La majestueuse Dvina et les magnifiques jardins, les champs, les prairies et les vergers, furent profondément gravés dans l’esprit du petit Barou’h dès son enfance. Cependant, cela ne l’empêchait pas d’étudier la Torah. Car, alors qu’il n’avait encore que quatre ans, son père l’emporta, enveloppé dans un tallith, chez un melamed-dardeki,1 alors qu’il était lui-même, professeur d’une classe plus avancée. Barou’h avait besoin de suivre un cours préparatoire avant de devenir l’élève de son père. Barou’h montra bientôt un grand attrait pour l’étude. Il étudiait depuis un an à peine qu’il savait déjà parfaitement une grande partie du ‘Houmache.2

Très vite, Chnéour-Zalman le remit entre les mains d’un autre maître, qui enseigna le Talmud au petit Barou’h. Quand Barou’h eut sept ans, Chnéour-Zalman le prit dans sa propre classe et le plaça avec ses autres élèves. Pendant trois ans il étudia avec son père et montra des dispositions remarquables. Il rattrapa et dépassa rapidement ses compagnons qui étaient tous beaucoup plus âgés que lui. Outre le fait que Chnéour-Zalman instruisait son fils, il passait beaucoup de temps avec lui, en tête à tête. Il emmenait son petit Barou’h faire de longues promenades sur les bords de la Dvina. Ils marchaient à travers champs et prairies et Chnéour-Zalman lui parlait tout le temps de la Torah, et lui contait toutes les merveilles de la création de D.ieu.

Ces promenades en plein air, avec le splendide monde de D.ieu sous les yeux, éveilla dans le cœur de Barou’h un grand amour de la nature et le désir d’être seul avec la nature, loin du monde.

Ainsi, dès sa prime jeunesse, Barou’h se montra enclin à la solitude.
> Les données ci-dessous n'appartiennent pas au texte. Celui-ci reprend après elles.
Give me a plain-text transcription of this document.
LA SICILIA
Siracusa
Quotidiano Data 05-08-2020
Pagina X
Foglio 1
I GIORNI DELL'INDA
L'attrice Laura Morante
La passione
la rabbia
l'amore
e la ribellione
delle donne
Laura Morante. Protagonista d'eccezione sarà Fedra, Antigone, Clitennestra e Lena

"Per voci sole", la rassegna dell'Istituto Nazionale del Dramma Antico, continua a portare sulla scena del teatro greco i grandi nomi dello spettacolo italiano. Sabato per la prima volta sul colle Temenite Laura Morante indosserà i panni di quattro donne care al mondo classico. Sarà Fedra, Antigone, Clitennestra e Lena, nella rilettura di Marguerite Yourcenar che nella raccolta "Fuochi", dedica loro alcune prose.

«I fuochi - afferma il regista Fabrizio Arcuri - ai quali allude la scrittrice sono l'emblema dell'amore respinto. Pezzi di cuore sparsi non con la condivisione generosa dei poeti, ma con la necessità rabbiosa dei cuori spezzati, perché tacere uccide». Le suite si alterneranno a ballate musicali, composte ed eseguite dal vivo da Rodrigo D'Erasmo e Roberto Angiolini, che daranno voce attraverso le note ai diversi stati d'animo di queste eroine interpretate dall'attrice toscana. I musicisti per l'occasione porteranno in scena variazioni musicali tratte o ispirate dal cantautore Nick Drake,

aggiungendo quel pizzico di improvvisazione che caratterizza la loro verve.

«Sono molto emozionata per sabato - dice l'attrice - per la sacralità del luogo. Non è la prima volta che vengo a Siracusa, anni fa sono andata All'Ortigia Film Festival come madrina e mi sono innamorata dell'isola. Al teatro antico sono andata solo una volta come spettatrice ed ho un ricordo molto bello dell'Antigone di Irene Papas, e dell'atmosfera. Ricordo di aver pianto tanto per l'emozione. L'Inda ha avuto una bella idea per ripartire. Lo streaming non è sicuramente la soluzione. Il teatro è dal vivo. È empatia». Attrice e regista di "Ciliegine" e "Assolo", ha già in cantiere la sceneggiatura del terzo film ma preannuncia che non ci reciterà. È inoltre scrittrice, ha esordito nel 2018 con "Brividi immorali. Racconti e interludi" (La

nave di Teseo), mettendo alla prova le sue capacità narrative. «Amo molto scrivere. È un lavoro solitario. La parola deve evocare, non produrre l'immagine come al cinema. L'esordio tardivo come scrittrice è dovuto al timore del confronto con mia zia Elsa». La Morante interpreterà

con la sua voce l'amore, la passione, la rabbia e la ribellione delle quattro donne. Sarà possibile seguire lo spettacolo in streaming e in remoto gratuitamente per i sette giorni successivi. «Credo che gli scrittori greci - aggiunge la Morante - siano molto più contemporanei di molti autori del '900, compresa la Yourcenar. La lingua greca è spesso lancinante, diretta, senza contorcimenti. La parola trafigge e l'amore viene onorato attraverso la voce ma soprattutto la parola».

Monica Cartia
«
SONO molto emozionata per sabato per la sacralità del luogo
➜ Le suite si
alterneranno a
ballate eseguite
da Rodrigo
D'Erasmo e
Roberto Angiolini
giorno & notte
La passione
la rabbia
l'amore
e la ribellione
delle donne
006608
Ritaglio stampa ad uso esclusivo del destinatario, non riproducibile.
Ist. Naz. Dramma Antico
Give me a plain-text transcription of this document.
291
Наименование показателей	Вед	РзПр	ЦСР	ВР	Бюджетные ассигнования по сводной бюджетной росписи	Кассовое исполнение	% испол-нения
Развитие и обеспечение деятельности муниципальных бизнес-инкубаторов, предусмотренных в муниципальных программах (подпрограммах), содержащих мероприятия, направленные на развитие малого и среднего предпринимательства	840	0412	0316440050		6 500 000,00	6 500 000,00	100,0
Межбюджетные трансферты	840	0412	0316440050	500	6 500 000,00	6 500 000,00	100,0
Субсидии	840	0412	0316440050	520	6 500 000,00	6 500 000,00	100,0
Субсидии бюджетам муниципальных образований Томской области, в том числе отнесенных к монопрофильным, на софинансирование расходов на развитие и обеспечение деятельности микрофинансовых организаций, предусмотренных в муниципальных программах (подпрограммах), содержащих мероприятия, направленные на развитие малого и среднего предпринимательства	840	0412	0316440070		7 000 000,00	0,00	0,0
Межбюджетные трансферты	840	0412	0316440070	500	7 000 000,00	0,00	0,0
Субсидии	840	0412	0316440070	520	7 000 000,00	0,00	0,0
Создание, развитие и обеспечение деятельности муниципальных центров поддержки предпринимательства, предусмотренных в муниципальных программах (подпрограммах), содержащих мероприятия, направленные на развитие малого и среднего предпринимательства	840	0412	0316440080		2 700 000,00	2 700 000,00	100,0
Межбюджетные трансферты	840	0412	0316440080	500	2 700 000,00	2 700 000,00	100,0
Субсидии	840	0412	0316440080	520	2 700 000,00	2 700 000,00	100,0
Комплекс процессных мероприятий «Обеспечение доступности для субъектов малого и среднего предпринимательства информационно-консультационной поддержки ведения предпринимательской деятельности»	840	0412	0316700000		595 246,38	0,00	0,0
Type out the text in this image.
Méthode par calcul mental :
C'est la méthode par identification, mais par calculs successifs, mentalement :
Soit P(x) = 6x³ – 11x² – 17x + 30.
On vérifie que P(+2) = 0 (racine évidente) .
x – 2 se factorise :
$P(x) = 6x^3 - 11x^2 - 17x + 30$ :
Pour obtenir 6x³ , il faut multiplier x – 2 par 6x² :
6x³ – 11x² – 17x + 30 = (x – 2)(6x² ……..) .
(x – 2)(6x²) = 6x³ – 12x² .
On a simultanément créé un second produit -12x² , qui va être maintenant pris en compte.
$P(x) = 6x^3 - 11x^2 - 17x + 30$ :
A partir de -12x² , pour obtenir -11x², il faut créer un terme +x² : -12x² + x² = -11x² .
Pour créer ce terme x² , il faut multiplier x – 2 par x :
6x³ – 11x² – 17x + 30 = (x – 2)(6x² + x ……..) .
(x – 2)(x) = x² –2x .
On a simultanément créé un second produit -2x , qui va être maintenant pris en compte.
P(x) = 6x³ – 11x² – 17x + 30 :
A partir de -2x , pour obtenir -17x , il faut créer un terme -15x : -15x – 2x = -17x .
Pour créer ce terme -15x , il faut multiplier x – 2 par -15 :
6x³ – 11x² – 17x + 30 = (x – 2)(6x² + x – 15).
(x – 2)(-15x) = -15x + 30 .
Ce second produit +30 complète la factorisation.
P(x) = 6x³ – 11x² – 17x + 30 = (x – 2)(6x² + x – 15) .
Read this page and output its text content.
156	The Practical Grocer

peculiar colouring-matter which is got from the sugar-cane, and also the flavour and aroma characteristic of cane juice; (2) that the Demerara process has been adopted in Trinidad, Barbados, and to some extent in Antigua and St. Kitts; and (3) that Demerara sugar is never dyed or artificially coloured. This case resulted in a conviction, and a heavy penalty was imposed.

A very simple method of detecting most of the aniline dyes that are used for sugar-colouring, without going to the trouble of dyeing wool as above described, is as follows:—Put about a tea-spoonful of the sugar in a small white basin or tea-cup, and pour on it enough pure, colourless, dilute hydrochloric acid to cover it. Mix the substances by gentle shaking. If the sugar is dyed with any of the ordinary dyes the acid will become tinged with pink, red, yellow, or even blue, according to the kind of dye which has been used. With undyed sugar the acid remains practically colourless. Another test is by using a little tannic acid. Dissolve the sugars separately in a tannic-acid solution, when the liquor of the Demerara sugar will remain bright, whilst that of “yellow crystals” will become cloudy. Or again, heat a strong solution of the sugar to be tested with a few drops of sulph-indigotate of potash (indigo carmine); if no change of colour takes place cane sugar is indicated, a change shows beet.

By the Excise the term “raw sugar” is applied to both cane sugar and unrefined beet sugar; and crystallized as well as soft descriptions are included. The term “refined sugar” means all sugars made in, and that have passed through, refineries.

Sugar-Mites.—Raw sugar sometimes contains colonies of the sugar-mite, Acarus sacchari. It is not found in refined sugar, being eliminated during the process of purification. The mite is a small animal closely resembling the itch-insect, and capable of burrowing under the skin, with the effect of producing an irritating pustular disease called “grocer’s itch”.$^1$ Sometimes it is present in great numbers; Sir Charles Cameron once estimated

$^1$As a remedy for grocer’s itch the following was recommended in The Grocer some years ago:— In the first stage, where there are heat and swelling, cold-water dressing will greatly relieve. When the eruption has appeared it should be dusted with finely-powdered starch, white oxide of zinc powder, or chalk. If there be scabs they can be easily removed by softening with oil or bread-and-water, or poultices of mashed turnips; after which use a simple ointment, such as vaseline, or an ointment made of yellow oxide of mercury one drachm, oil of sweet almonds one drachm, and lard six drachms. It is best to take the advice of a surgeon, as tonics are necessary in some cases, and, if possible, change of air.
Quand il devint Bar Mitsva, il était déjà parfaitement familier avec plusieurs Sedarim de Michnayoth3 et connaissait par cœur plusieurs traités de Guémara.4 Barou’h pouvait maintenant étudier tout seul sans l’aide d’un maître. Son père le lui permit, lui indiquant seulement ce qu’il devait apprendre et comment il devait organiser ses études.

Maintenant qu’il n’était pas lié à un maître ou une école, Barou’h prenait sa Guémara et d’autres livres recommandés par son père et s’en allait sur les rives du fleuve et là, assis sur une pierre ou étendu dans l’herbe tendre, il se livrait sérieusement à l’étude.

Loin d’être une source de distractions, la beauté de la nature l’encourageait dans ses études. Le clapotis de l’eau, le chant des oiseaux et le bourdonnement des abeilles formaient un chœur naturel qui s’harmonisait avec son propre chant dont il accompagnait son étude.